But that wouldn’t necessarily obviate Christian universalism, which (at bottom) isn’t primarily about what sinners do or don’t do, but about what God does. As long as God is continuing to act toward saving everyone from sin, universal salvation is still technically true, even if it happens that some sinners never repent.
Which is why practically every Arminian I’ve ever read or heard (including my teacher Lewis) go out of their way to try to explain that God eventually gives up on sinners (so in fact becomes angry forever, completely regardless of whether the sinners are unrepentant forever); or else is defeated in His attempts (by those sinners or by other sinners in regard to those sinners, e.g. Satan permanently wins some sinners into hell despite God).
The concept that the door to hell shuts from the inside, at any rate, is very far from a Biblical one. No Arminian who comes up with that (even my teacher Lewis) has any excuse afterward to complain that Christian universalists preach unbiblical doctrines! The uniform Biblical testimony (so far as I recall) involves God directly punishing sinners, or God saving sinners after their destruction by God leads to repentance. The Son descends into hades to preach (so it’s hardly locked from the inside, regardless of what that testimony is supposed to mean); the gates of hades will not stand strong against the church of Christ; and as RHM pointed out Christ has the keys to death and hades.
I can recall some brief testimony to the effect that sinners in the grave aren’t happy to be there (welcomed by maggots etc.), which is very far from being the same thing as locking the doors to the grave from the inside; and I can recall some testimony to the effect that sinners wailing and gnashing their teeth outside, but each of those situations involves them being thrown outside by YHWH/Christ, so it isn’t a case of them locking the doors from the inside.
That concept tends not to fit well with supernaturalistic theism, either, in terms of coherent metaphysics. If sinners (or anything else) start to exist independently of God (whether self-existently so or in ultimate dependence on something else), then a metaphysic other than supernaturalistic theism is being proposed to be true. Anything that stays in existence, God actively keeps in existence; which involves omniscience, and omnipresence, and omnipotence.
That isn’t a problem for annihilationists of course (Arm or Calv either one); but it would be wildly contradictory to say that the reason God can’t save sinners He annihilates is because they refuse to repent and insist on locking the doors to hell from the inside. That’s an ECT defense, not an anni defense.

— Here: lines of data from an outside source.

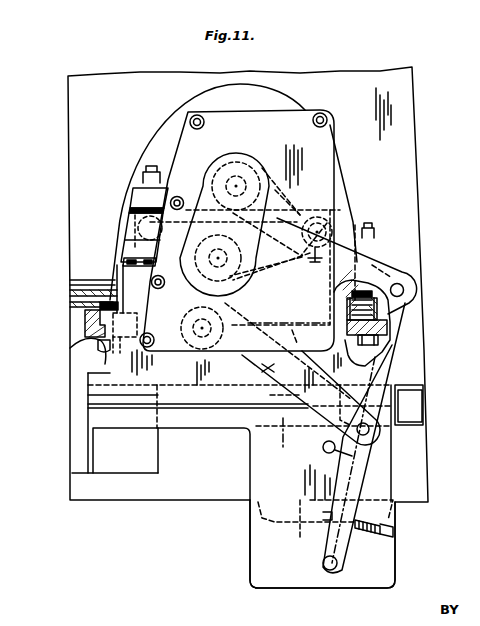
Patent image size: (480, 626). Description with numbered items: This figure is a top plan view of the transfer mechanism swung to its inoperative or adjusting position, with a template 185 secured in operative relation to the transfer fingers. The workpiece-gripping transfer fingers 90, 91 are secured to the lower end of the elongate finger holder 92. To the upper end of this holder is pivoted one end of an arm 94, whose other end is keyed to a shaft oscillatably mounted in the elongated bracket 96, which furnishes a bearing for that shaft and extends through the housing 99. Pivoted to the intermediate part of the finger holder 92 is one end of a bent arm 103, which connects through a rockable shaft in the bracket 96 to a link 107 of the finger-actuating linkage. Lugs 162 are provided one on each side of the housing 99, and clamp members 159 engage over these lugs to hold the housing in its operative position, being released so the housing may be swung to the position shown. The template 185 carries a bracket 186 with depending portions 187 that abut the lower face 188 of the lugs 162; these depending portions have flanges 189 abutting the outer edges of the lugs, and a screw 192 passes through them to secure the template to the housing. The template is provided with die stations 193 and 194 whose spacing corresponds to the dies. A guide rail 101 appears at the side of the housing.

The housing 99 is at (163, 122).
The bracket 96 is at (290, 128).
The arm 94 is at (370, 263).
The guide rail 101 is at (78, 283).
The lugs 162 is at (100, 302).
The screw 192 is at (118, 288).
The flanges 189 is at (82, 318).
The link 107 is at (83, 323).
The depending portions 187 is at (90, 338).
The lower face 188 is at (106, 339).
The bracket 186 is at (88, 372).
The clamp members 159 is at (85, 453).
The bent arm 103 is at (288, 351).
The die station 194 is at (323, 446).
The finger holder 92 is at (364, 456).
The template 185 is at (262, 541).
The transfer finger 90 is at (322, 542).
The transfer finger 91 is at (346, 545).
The die station 193 is at (330, 570).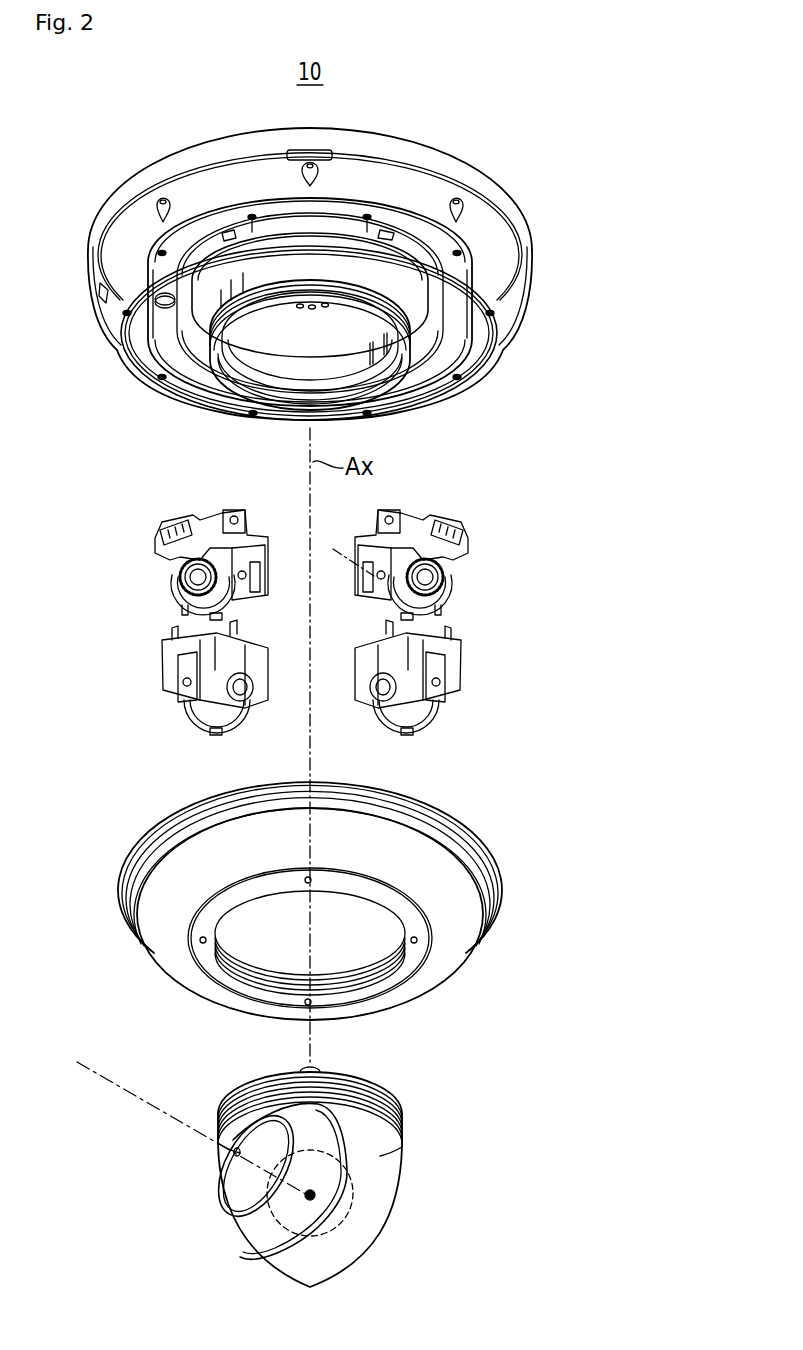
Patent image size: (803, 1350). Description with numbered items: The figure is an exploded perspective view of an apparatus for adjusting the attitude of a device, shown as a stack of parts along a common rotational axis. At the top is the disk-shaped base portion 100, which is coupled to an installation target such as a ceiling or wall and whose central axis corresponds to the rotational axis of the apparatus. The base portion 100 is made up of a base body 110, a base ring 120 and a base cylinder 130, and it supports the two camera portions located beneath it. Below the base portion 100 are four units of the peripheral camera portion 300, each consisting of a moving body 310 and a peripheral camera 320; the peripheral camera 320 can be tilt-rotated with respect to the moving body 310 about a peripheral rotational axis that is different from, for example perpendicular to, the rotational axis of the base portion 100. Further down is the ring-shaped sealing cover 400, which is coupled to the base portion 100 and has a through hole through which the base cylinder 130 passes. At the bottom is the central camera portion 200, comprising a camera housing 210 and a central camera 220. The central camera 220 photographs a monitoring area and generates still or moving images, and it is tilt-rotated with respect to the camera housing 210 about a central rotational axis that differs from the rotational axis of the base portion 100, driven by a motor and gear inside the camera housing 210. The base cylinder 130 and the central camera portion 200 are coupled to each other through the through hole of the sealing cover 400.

The base portion 100 is at (398, 274).
The base body 110 is at (517, 233).
The base ring 120 is at (450, 312).
The base cylinder 130 is at (368, 395).
The central camera portion 200 is at (301, 1159).
The camera housing 210 is at (400, 1213).
The central camera 220 is at (347, 1222).
The peripheral camera portion 300 is at (374, 622).
The moving body 310 is at (455, 570).
The peripheral camera 320 is at (438, 607).
The sealing cover 400 is at (437, 987).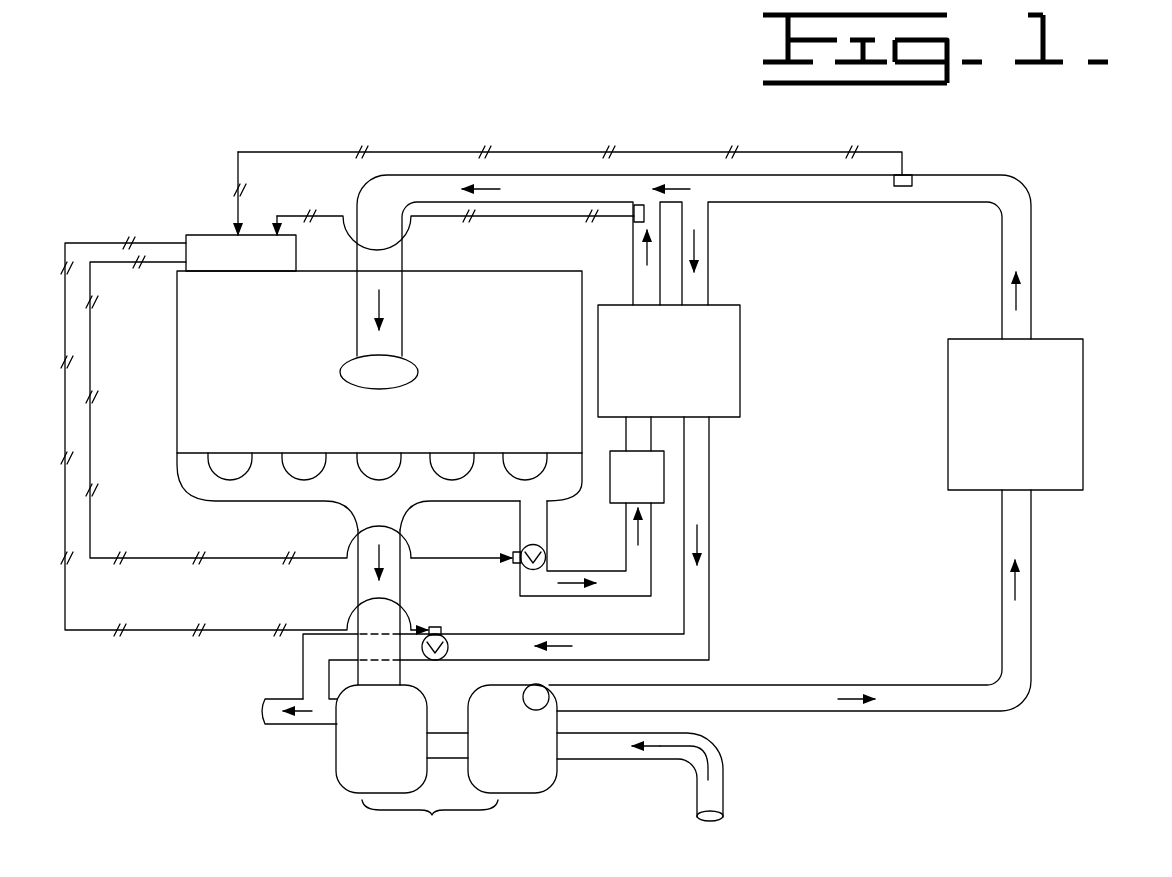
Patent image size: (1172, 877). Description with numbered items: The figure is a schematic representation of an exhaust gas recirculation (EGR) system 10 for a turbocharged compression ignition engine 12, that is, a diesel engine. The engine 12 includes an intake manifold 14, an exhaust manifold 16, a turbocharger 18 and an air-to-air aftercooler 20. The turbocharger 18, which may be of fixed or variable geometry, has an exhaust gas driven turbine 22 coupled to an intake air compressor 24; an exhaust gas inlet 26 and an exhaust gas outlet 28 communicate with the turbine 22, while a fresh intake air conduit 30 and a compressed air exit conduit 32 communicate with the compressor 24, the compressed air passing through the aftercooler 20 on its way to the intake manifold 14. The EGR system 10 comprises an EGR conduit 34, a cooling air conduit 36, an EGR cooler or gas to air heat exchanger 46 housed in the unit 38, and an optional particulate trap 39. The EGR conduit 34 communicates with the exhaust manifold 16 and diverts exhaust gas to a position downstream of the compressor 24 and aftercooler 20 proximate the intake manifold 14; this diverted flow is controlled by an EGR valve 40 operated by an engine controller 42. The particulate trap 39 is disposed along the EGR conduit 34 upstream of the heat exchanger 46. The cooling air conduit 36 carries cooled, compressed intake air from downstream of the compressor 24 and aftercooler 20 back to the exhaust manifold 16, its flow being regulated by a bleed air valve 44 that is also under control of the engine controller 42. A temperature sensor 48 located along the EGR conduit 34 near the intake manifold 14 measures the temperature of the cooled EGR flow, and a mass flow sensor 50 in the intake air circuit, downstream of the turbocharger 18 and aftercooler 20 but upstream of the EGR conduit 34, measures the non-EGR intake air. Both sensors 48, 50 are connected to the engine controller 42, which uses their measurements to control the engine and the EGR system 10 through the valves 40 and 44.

The exhaust gas recirculation (EGR) system 10 is at (113, 158).
The turbocharged compression ignition engine 12 is at (222, 390).
The intake manifold 14 is at (398, 376).
The exhaust manifold 16 is at (372, 510).
The turbocharger 18 is at (423, 818).
The air-to-air aftercooler 20 is at (1083, 445).
The exhaust gas driven turbine 22 is at (358, 782).
The intake air compressor 24 is at (515, 770).
The exhaust gas inlet 26 is at (400, 672).
The exhaust gas outlet 28 is at (276, 693).
The fresh intake air conduit 30 is at (722, 745).
The compressed air exit conduit 32 is at (812, 712).
The EGR conduit 34 is at (566, 570).
The cooling air conduit 36 is at (709, 620).
The reactor housing 38 is at (740, 357).
The particulate trap 39 is at (610, 478).
The EGR valve 40 is at (525, 546).
The engine controller 42 is at (186, 268).
The bleed air valve 44 is at (450, 640).
The EGR cooler 46 is at (671, 378).
The temperature sensor 48 is at (634, 222).
The mass flow sensor 50 is at (912, 172).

(An anni could try claiming that people annihilate themselves by locking the door to hell from the inside, but that isn’t quite the same thing. It also leaves aside the question of God’s authoritative intentions–they could only do such a thing by God’s direct permission, so in fact it is still God Who is choosing to withdraw His action to keep them in existence. Or else the anni proponent is denying supernaturalistic theism by claiming that people can annihilate themselves regardless of the action of God to keep them in existence.)